BonelliErede
- Headquarters: Milan, Italy
- No. of offices: Eight
- No. of lawyers: Over 500
- Major practice areas: General practice
- Key people: Stefano Simontacchi (Chairman); Andrea Carta Mantiglia (Managing Partner);
- Revenue: Approximately €200 million (2020)
- Date founded: 1999 (Milan, Genoa and Brussels)
- Company type: Associazione tra professionisti
- Website: www.belex.com

= BonelliErede =

Italian law firm

BonelliErede is an Italian law firm. It was formed in 1999 when the Genoa-based Bonelli e Associati merged with the Milan-based Erede e Associati and the Brussels-based Pappalardo e Associati.

==Legacy firms==
Bonelli e Associati was founded in 1996 by Franco Bonelli, an attorney in M&A and Litigation and Professor of Corporate Law at the University of Genoa.

Erede e Associati, founded in 1995, was led by Sergio Erede, a graduate of the University of Milan and Harvard Law School. He had been previously associated with Sullivan & Cromwell and Hale & Dorr, now known as WilmerHale.

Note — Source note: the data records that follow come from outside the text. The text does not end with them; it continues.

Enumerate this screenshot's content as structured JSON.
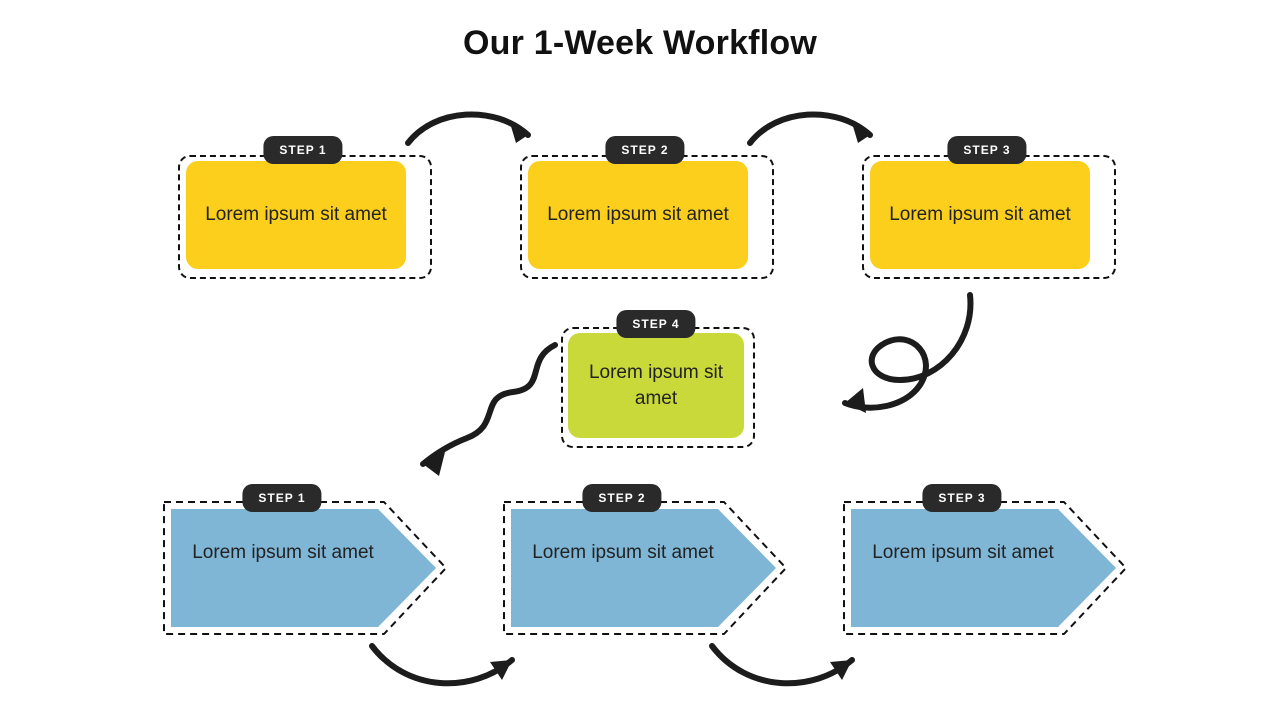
{
  "title": "Our 1-Week Workflow",
  "colors": {
    "yellow": "#fbcf1c",
    "lime": "#c9d93a",
    "blue": "#7fb6d6",
    "pill": "#2a2a2a"
  },
  "row1": [
    {
      "label": "STEP 1",
      "text": "Lorem ipsum sit amet"
    },
    {
      "label": "STEP 2",
      "text": "Lorem ipsum sit amet"
    },
    {
      "label": "STEP 3",
      "text": "Lorem ipsum sit amet"
    }
  ],
  "center": {
    "label": "STEP 4",
    "text": "Lorem ipsum sit amet"
  },
  "row3": [
    {
      "label": "STEP 1",
      "text": "Lorem ipsum sit amet"
    },
    {
      "label": "STEP 2",
      "text": "Lorem ipsum sit amet"
    },
    {
      "label": "STEP 3",
      "text": "Lorem ipsum sit amet"
    }
  ]
}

Pappalardo e Associati was founded in 1992 by Aurelio Pappalardo, a graduate of the Università Cattolica del Sacro Cuore and the University of Chicago, who had previously worked at the Milan office of Jones Day.

==Merger==
The three-way merger was largely a result of market pressure during a period of rapid change in the Italian legal sector as international (mostly American and British) law firms such as Clifford Chance, and Shearman & Sterling actively sought to expand their existing operations, or open offices in Italy. The merger was essentially a flanking operation that forced foreign firms to concentrate their energies on mergers with smaller Italian firms or to acquire specific teams.

In May 2019, BonelliErede announced the integration with Lombardi e Associati, one of the leading Italian independent law firms in litigation and corporate law. The integration came into force in July 2019.

The firm is now managed by a Board of Directors that is made up of 9 partners, including the Chairman (Stefano Simontacchi) and the Managing Partner (Andrea Carta Mantiglia).In October 2020, beLab, BonelliErede's Alternative Legal Service Provider, gained its own autonomy and became a corporation.

==Name ==
In July 2015, the firm changed its name to BonelliErede.